De l’identité à la mémoire (présence de l’absence).

« Je ne « me ressemble » que dans un visage toujours absent à moi et au dehors de moi, non comme un reflet mais comme un portrait porté au devant de moi, toujours en avance sur moi. »[1]Lorsqu’il est question de son identité, il est aussi souvent question de sa mémoire. En effet l’identité d’un individu, en plus de s’appuyer sur l’altérité, repose sur ses expériences emmagasinées dans sa mémoire ainsi que sur la mémoire collective que constitue la culture à laquelle on appartient (par tradition ou  par désir). « Pour les groupes, la prise de conscience d’éléments partagés au cours d’une histoire commune génère le sentiment d’identité. L’identité collectives de groupes larges peut prendre naissance lorsque les membres du groupe prennent connaissance de leur histoire collective. »[2]. L’histoire collective, c’est la mémoire, une mémoire, au même titre que notre propre mémoire elle agit sur la formation de l’identité, elle en est un sous – bassement. Elle agit aussi bien sur l’identité collective que sur l’identité personnelle.Lorsque je me vois en photo, je vois un portrait de moi qui n’est pas moi, je vois mon absence. C’est pour cela que Cindy Sherman peut dire qu’elle  ne se reconnaît pas lorsqu’elle utilise son visage dans son œuvre. Elle n’y voit pas un autoportrait mais un portrait de quelqu’un qui n’est pas elle. Le cliché photographique a mémorisé une présence passée et nous présente son absence. Le tirage photographique actualise un souvenir, une trace du passé, une mise au présent de l’absence. L’absence, c’est une mémoire, un éloignement de soi, une mise à distance. La formation de l’identité « commence là où cesse l’utilité de l’identification »[3], l’identité personnelle se forme lorsqu’une mise à distance suffisante permet de se positionner par rapport à autrui et à soi-même. Il nous faut trouver la bonne distance affective. Ce qui a perdu Narcisse[4], c’est de ne pas avoir su trouver cette distance affective, de ne pas permettre à son image d’être absente à lui-même. Il n’a pas réussit à se contenter du souvenir de son image absente, la mémoire lui a fait défaut.

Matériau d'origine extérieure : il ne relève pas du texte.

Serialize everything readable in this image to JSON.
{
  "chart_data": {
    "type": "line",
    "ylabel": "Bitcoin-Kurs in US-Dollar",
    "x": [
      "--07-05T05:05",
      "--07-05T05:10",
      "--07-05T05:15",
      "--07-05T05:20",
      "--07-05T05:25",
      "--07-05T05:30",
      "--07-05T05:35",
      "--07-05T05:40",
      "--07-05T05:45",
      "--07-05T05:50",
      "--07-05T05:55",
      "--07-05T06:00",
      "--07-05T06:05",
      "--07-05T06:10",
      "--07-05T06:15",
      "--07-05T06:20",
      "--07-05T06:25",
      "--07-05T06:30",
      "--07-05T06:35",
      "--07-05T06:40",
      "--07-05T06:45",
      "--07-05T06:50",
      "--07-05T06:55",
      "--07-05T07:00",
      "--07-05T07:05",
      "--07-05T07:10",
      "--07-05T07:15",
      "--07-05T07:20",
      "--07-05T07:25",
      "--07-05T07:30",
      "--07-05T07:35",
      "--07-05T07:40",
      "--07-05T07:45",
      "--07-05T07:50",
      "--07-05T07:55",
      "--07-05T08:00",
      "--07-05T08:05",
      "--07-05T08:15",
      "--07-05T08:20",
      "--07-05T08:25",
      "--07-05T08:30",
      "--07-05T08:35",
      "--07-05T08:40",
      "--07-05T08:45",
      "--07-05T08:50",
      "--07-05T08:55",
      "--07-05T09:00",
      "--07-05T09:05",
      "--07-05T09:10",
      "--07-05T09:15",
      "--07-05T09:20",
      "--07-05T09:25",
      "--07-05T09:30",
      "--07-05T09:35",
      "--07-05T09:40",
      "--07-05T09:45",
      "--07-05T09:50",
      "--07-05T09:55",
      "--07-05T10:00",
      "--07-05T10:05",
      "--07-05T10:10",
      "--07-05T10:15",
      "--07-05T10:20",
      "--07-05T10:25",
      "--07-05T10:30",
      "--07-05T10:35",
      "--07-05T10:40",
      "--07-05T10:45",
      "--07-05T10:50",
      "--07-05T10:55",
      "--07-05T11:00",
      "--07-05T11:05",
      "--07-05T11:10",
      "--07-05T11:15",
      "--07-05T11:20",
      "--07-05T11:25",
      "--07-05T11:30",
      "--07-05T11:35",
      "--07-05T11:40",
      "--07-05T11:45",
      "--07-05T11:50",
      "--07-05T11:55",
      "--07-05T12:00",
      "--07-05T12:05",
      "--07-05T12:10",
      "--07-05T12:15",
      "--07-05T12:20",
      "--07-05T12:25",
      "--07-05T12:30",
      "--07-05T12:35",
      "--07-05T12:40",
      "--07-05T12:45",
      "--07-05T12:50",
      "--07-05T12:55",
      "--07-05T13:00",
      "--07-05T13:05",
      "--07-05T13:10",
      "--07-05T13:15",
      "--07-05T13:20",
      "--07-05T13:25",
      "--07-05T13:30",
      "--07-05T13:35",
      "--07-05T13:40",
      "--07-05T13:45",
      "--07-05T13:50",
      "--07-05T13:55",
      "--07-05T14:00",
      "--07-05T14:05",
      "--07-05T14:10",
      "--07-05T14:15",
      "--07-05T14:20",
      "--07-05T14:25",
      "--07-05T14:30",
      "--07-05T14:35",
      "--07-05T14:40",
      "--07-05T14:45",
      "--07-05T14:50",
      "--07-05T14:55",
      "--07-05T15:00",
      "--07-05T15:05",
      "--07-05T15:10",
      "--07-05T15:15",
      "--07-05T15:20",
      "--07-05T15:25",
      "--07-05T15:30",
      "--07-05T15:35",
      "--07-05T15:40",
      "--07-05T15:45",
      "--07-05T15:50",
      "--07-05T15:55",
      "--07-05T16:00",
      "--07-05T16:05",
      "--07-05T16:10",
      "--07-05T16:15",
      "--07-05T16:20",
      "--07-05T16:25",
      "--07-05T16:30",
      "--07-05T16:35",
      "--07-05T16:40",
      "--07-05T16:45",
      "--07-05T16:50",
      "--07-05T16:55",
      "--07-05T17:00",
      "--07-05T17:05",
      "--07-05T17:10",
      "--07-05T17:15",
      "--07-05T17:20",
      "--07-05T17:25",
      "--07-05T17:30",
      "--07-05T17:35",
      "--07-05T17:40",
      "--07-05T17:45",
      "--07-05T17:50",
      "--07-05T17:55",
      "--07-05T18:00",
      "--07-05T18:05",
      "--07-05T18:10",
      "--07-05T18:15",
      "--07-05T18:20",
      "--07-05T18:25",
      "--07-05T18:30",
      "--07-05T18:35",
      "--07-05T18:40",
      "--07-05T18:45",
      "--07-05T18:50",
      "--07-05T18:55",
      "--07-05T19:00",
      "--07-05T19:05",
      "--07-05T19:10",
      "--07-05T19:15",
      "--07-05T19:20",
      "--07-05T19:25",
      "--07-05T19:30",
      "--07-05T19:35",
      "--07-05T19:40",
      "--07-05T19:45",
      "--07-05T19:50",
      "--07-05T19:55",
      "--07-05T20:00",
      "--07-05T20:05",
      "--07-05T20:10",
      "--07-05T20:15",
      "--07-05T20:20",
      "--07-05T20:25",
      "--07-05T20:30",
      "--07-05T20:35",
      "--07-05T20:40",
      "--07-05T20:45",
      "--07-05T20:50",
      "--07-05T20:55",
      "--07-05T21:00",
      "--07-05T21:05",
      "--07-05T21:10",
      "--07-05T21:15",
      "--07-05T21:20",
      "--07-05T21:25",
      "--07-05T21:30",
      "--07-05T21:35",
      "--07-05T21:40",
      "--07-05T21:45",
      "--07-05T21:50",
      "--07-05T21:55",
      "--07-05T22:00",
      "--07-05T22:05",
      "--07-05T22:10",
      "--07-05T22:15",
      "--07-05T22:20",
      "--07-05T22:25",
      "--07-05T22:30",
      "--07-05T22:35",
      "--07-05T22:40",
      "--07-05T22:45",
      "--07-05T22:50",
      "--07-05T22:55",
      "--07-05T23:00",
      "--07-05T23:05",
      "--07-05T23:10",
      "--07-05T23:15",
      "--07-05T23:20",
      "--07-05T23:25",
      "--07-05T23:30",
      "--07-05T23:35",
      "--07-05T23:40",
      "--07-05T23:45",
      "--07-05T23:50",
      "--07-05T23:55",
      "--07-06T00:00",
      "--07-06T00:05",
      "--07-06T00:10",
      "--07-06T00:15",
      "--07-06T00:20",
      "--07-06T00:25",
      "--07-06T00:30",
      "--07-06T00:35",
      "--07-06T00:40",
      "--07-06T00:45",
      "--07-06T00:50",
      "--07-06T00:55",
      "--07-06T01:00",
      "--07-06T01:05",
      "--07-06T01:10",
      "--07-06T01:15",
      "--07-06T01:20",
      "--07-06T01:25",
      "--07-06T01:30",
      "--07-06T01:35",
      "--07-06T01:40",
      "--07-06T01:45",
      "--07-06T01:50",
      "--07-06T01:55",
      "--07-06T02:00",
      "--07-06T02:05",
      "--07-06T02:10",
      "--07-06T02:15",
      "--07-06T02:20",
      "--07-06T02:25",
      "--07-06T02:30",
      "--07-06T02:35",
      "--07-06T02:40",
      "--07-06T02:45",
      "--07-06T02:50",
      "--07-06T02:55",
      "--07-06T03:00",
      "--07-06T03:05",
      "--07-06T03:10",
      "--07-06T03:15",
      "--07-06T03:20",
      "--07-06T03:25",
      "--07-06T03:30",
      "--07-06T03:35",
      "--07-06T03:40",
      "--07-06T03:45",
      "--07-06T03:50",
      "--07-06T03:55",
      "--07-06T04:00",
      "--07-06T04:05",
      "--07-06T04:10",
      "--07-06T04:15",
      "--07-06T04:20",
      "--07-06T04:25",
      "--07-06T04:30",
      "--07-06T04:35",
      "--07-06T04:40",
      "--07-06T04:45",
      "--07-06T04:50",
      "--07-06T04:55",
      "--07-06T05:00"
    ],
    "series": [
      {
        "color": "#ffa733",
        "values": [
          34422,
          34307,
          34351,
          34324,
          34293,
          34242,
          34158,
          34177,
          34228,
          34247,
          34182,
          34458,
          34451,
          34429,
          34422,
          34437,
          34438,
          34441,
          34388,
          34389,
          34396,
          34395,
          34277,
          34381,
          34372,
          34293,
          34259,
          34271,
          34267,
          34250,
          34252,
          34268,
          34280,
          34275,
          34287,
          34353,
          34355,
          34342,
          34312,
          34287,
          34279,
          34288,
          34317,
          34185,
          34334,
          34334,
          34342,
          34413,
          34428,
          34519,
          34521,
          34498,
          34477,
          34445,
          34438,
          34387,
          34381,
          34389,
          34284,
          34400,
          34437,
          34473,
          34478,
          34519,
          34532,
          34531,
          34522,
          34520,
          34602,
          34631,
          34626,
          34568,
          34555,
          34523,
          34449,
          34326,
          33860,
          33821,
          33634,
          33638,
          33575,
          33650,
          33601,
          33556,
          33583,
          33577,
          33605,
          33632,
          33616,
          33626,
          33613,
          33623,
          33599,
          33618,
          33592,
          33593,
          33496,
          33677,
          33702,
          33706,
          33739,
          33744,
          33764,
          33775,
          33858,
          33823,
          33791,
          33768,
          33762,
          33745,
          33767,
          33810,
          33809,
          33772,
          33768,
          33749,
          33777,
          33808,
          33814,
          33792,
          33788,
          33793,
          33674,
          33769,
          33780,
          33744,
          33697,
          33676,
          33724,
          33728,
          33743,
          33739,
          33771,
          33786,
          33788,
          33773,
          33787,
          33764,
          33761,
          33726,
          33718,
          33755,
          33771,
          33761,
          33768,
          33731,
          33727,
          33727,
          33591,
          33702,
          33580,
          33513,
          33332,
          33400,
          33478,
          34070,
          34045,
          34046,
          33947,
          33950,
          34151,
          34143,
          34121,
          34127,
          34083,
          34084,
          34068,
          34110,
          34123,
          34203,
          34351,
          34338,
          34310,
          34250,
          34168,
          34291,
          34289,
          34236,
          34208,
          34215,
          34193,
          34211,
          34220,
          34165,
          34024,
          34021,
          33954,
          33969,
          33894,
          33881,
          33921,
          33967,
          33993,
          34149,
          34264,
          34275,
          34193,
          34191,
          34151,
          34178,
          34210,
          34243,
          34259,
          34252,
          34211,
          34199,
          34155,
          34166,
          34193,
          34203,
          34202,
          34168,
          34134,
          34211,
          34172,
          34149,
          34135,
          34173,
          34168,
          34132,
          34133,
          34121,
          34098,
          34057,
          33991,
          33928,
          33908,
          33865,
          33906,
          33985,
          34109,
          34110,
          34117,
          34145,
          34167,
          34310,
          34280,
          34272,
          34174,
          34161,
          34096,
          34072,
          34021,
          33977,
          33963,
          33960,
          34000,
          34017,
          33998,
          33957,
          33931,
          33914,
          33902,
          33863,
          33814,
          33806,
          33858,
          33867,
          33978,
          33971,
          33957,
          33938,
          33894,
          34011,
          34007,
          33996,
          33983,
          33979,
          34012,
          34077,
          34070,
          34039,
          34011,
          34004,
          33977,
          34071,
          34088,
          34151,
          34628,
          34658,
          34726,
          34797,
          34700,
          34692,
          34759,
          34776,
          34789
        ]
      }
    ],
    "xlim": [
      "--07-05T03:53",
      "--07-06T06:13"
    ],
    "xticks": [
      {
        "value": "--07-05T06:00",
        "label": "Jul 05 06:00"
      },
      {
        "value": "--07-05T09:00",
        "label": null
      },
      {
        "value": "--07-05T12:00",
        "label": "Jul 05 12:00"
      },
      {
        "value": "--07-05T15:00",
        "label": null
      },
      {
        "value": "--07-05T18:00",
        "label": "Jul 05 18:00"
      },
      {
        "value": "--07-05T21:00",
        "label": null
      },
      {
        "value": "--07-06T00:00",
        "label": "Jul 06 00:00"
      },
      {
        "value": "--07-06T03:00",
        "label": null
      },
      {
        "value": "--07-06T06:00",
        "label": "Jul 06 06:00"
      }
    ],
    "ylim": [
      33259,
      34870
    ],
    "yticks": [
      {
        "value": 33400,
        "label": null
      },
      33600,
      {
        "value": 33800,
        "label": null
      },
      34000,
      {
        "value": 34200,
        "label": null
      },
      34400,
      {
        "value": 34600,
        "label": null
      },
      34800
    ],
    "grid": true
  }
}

Ou plus exactement il n’a pas virtualisé l’image reflet de lui-même pour en faire un élément de mémoire capable d’être actualisé par le souvenir qui rend présent l’absent. 

[1] Jean-Luc Nancy, Le regard du portrait, Paris, Ed. Galilée, 2001, p. 48.
[2] Alex Mucchielli, L’identité, Paris, Ed. PUF(4ème Ed.), 1999, p. 70.
[3] Alex Mucchielli, L’identité, Paris, Ed. PUF(4ème Ed.), 1999, p.76.
[4] je fais référence ici au Narcisse de Ovide dans les Métamorphoses « Narcisse et Echo ».